Tuesday, Feb. 01, 2011

Emomali Rahmon

Since 1992, just a year after its independence, the small Central Asian state of Tajikistan has been governed by Emomali Rahmon. The former Soviet apparatchik came to power at the onset of a bloody civil war in the country, pitting a faction led by Islamists against a ruling bloc of more secular, Russian-backed forces, among them Rahmon. Tens of thousands died, but Rahmon came out victorious, and, as with leaders of other regimes in Central Asia, he has justified his authoritarianism in part as a hedge against the threat of extremist radicals.
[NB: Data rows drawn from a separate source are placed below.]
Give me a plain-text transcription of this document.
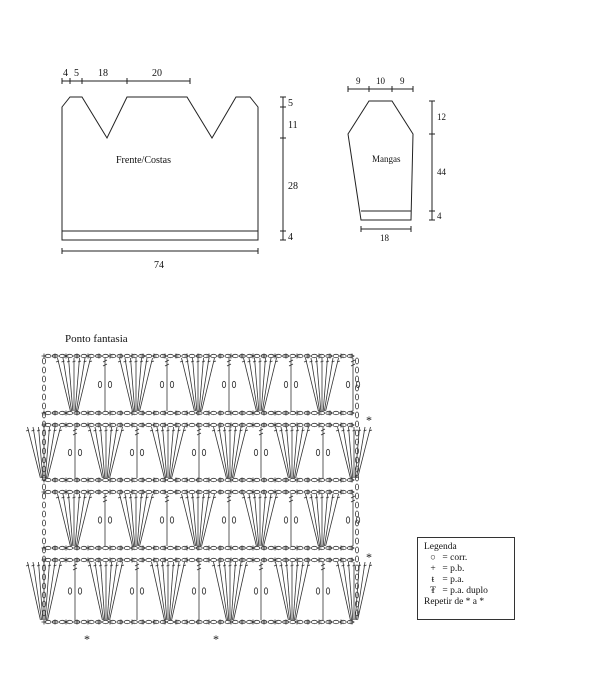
Frente/Costas
4 5 18	20
5
11
28
4
74
Mangas
9 10 9
12
44
4
18
Ponto fantasia
*
*
*	*
Legenda
○ = corr.
+ = p.b.
ŧ = p.a.
₮ = p.a. duplo
Repetir de * a *
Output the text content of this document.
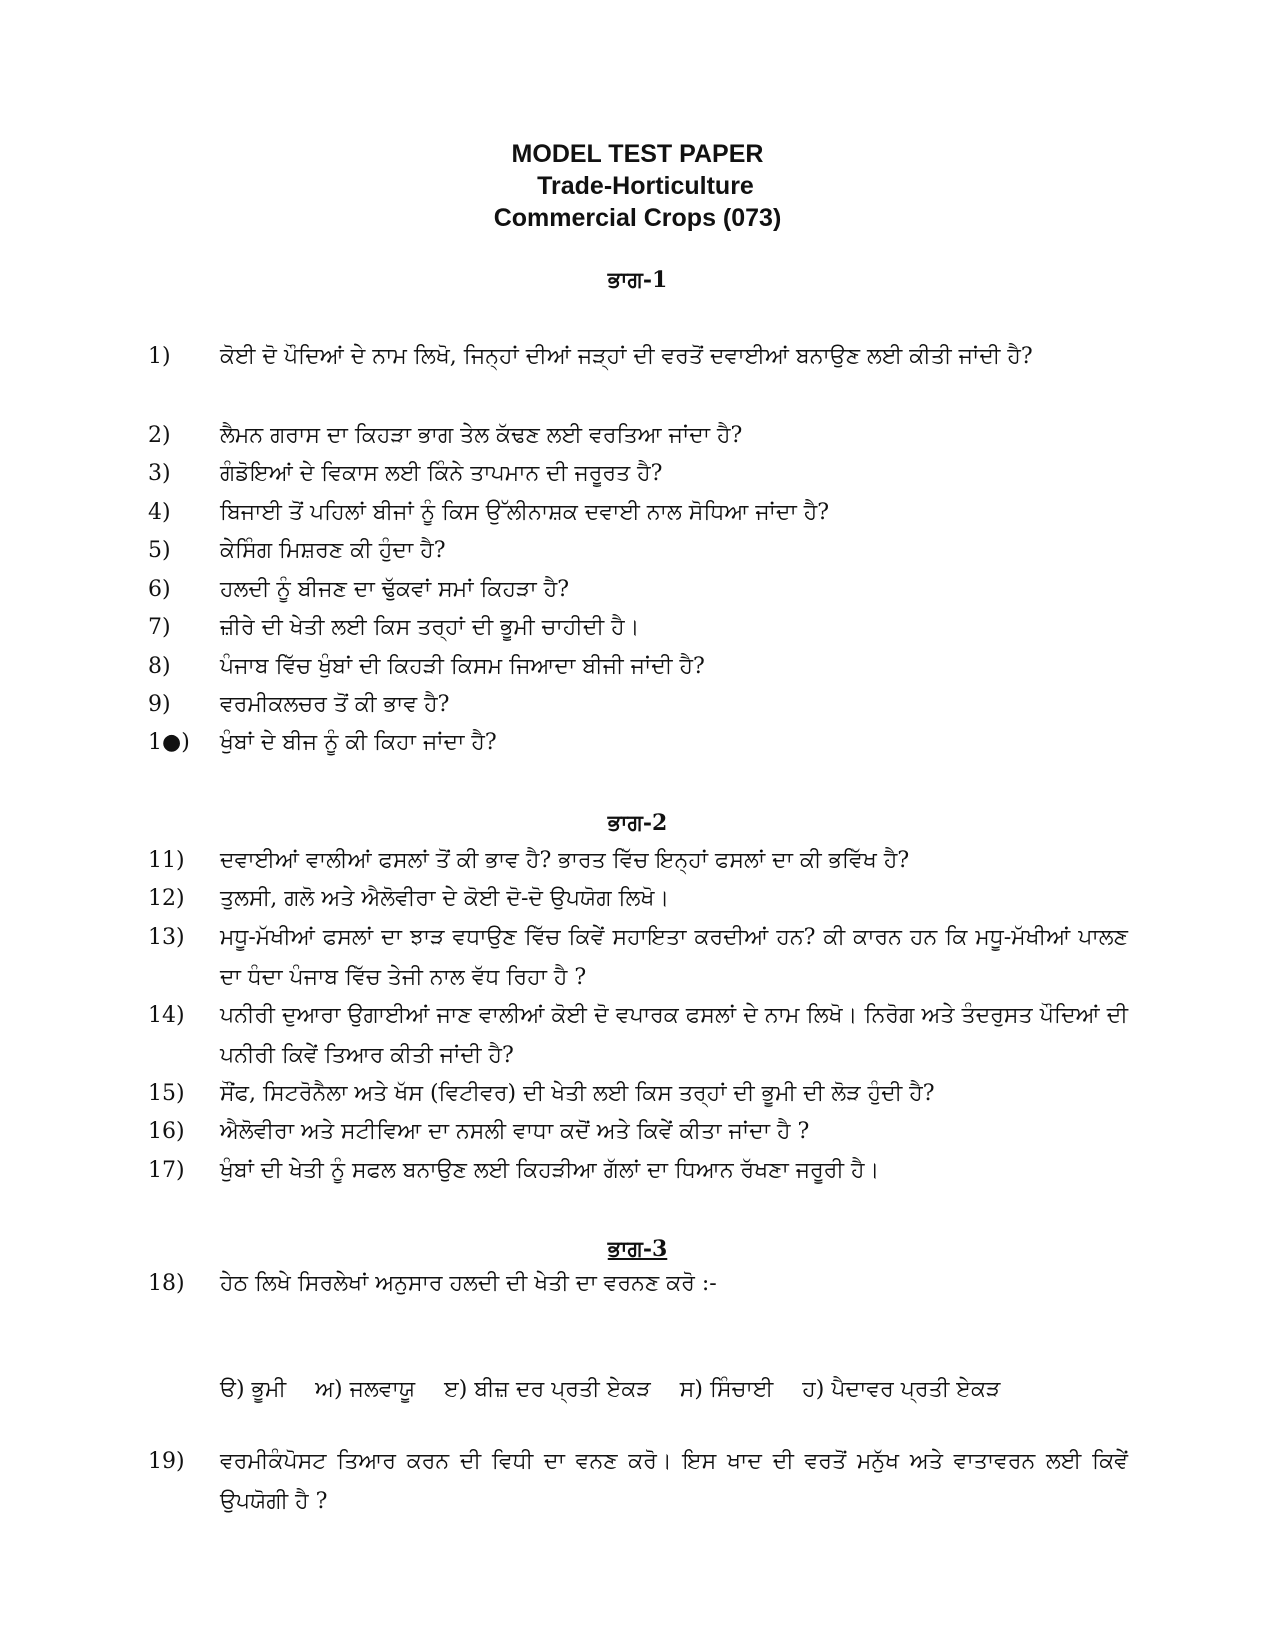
MODEL TEST PAPER
Trade-Horticulture
Commercial Crops (073)
ਭਾਗ-1
1)	ਕੋਈ ਦੋ ਪੌਦਿਆਂ ਦੇ ਨਾਮ ਲਿਖੋ, ਜਿਨ੍ਹਾਂ ਦੀਆਂ ਜੜ੍ਹਾਂ ਦੀ ਵਰਤੋਂ ਦਵਾਈਆਂ ਬਨਾਉਣ ਲਈ ਕੀਤੀ ਜਾਂਦੀ ਹੈ?
2)	ਲੈਮਨ ਗਰਾਸ ਦਾ ਕਿਹੜਾ ਭਾਗ ਤੇਲ ਕੱਢਣ ਲਈ ਵਰਤਿਆ ਜਾਂਦਾ ਹੈ?
3)	ਗੰਡੋਇਆਂ ਦੇ ਵਿਕਾਸ ਲਈ ਕਿੰਨੇ ਤਾਪਮਾਨ ਦੀ ਜਰੂਰਤ ਹੈ?
4)	ਬਿਜਾਈ ਤੋਂ ਪਹਿਲਾਂ ਬੀਜਾਂ ਨੂੰ ਕਿਸ ਉੱਲੀਨਾਸ਼ਕ ਦਵਾਈ ਨਾਲ ਸੋਧਿਆ ਜਾਂਦਾ ਹੈ?
5)	ਕੇਸਿੰਗ ਮਿਸ਼ਰਣ ਕੀ ਹੁੰਦਾ ਹੈ?
6)	ਹਲਦੀ ਨੂੰ ਬੀਜਣ ਦਾ ਢੁੱਕਵਾਂ ਸਮਾਂ ਕਿਹੜਾ ਹੈ?
7)	ਜ਼ੀਰੇ ਦੀ ਖੇਤੀ ਲਈ ਕਿਸ ਤਰ੍ਹਾਂ ਦੀ ਭੂਮੀ ਚਾਹੀਦੀ ਹੈ।
8)	ਪੰਜਾਬ ਵਿੱਚ ਖੁੰਬਾਂ ਦੀ ਕਿਹੜੀ ਕਿਸਮ ਜਿਆਦਾ ਬੀਜੀ ਜਾਂਦੀ ਹੈ?
9)	ਵਰਮੀਕਲਚਰ ਤੋਂ ਕੀ ਭਾਵ ਹੈ?
1●)	ਖੁੰਬਾਂ ਦੇ ਬੀਜ ਨੂੰ ਕੀ ਕਿਹਾ ਜਾਂਦਾ ਹੈ?
ਭਾਗ-2
11)	ਦਵਾਈਆਂ ਵਾਲੀਆਂ ਫਸਲਾਂ ਤੋਂ ਕੀ ਭਾਵ ਹੈ? ਭਾਰਤ ਵਿੱਚ ਇਨ੍ਹਾਂ ਫਸਲਾਂ ਦਾ ਕੀ ਭਵਿੱਖ ਹੈ?
12)	ਤੁਲਸੀ, ਗਲੋ ਅਤੇ ਐਲੋਵੀਰਾ ਦੇ ਕੋਈ ਦੋ-ਦੋ ਉਪਯੋਗ ਲਿਖੋ।
13)	ਮਧੂ-ਮੱਖੀਆਂ ਫਸਲਾਂ ਦਾ ਝਾੜ ਵਧਾਉਣ ਵਿੱਚ ਕਿਵੇਂ ਸਹਾਇਤਾ ਕਰਦੀਆਂ ਹਨ? ਕੀ ਕਾਰਨ ਹਨ ਕਿ ਮਧੂ-ਮੱਖੀਆਂ ਪਾਲਣ ਦਾ ਧੰਦਾ ਪੰਜਾਬ ਵਿੱਚ ਤੇਜੀ ਨਾਲ ਵੱਧ ਰਿਹਾ ਹੈ ?
14)	ਪਨੀਰੀ ਦੁਆਰਾ ਉਗਾਈਆਂ ਜਾਣ ਵਾਲੀਆਂ ਕੋਈ ਦੋ ਵਪਾਰਕ ਫਸਲਾਂ ਦੇ ਨਾਮ ਲਿਖੋ। ਨਿਰੋਗ ਅਤੇ ਤੰਦਰੁਸਤ ਪੌਦਿਆਂ ਦੀ ਪਨੀਰੀ ਕਿਵੇਂ ਤਿਆਰ ਕੀਤੀ ਜਾਂਦੀ ਹੈ?
15)	ਸੌਂਫ, ਸਿਟਰੋਨੈਲਾ ਅਤੇ ਖੱਸ (ਵਿਟੀਵਰ) ਦੀ ਖੇਤੀ ਲਈ ਕਿਸ ਤਰ੍ਹਾਂ ਦੀ ਭੂਮੀ ਦੀ ਲੋੜ ਹੁੰਦੀ ਹੈ?
16)	ਐਲੋਵੀਰਾ ਅਤੇ ਸਟੀਵਿਆ ਦਾ ਨਸਲੀ ਵਾਧਾ ਕਦੋਂ ਅਤੇ ਕਿਵੇਂ ਕੀਤਾ ਜਾਂਦਾ ਹੈ ?
17)	ਖੁੰਬਾਂ ਦੀ ਖੇਤੀ ਨੂੰ ਸਫਲ ਬਨਾਉਣ ਲਈ ਕਿਹੜੀਆ ਗੱਲਾਂ ਦਾ ਧਿਆਨ ਰੱਖਣਾ ਜਰੂਰੀ ਹੈ।
ਭਾਗ-3
18)	ਹੇਠ ਲਿਖੇ ਸਿਰਲੇਖਾਂ ਅਨੁਸਾਰ ਹਲਦੀ ਦੀ ਖੇਤੀ ਦਾ ਵਰਨਣ ਕਰੋ :-
ੳ) ਭੂਮੀ ਅ) ਜਲਵਾਯੂ ੲ) ਬੀਜ਼ ਦਰ ਪ੍ਰਤੀ ਏਕੜ ਸ) ਸਿੰਚਾਈ ਹ) ਪੈਦਾਵਰ ਪ੍ਰਤੀ ਏਕੜ
19)	ਵਰਮੀਕੰਪੋਸਟ ਤਿਆਰ ਕਰਨ ਦੀ ਵਿਧੀ ਦਾ ਵਨਣ ਕਰੋ। ਇਸ ਖਾਦ ਦੀ ਵਰਤੋਂ ਮਨੁੱਖ ਅਤੇ ਵਾਤਾਵਰਨ ਲਈ ਕਿਵੇਂ ਉਪਯੋਗੀ ਹੈ ?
But experts describe Rahmon's Tajikistan as poor and lawless and a key conduit for opium from neighboring Afghanistan. After the financial recession hit the wealthier nations of Russia and Kazakhstan, tens of thousands of Tajik workers — whose remittances form the lifeblood of the Tajik economy — went home to poverty-racked villages. In this climate, observers report the revitalizing of a long-dormant Islamist insurgency, backed in part with the arrival of fighters who once dwelled in Pakistan's tribal areas. All the while, Rahmon continues to govern Tajikistan as his personal fief, his family the beneficiaries of years of graft. His government may still stand, but dark clouds hover over the future of Rahmon's Tajikistan.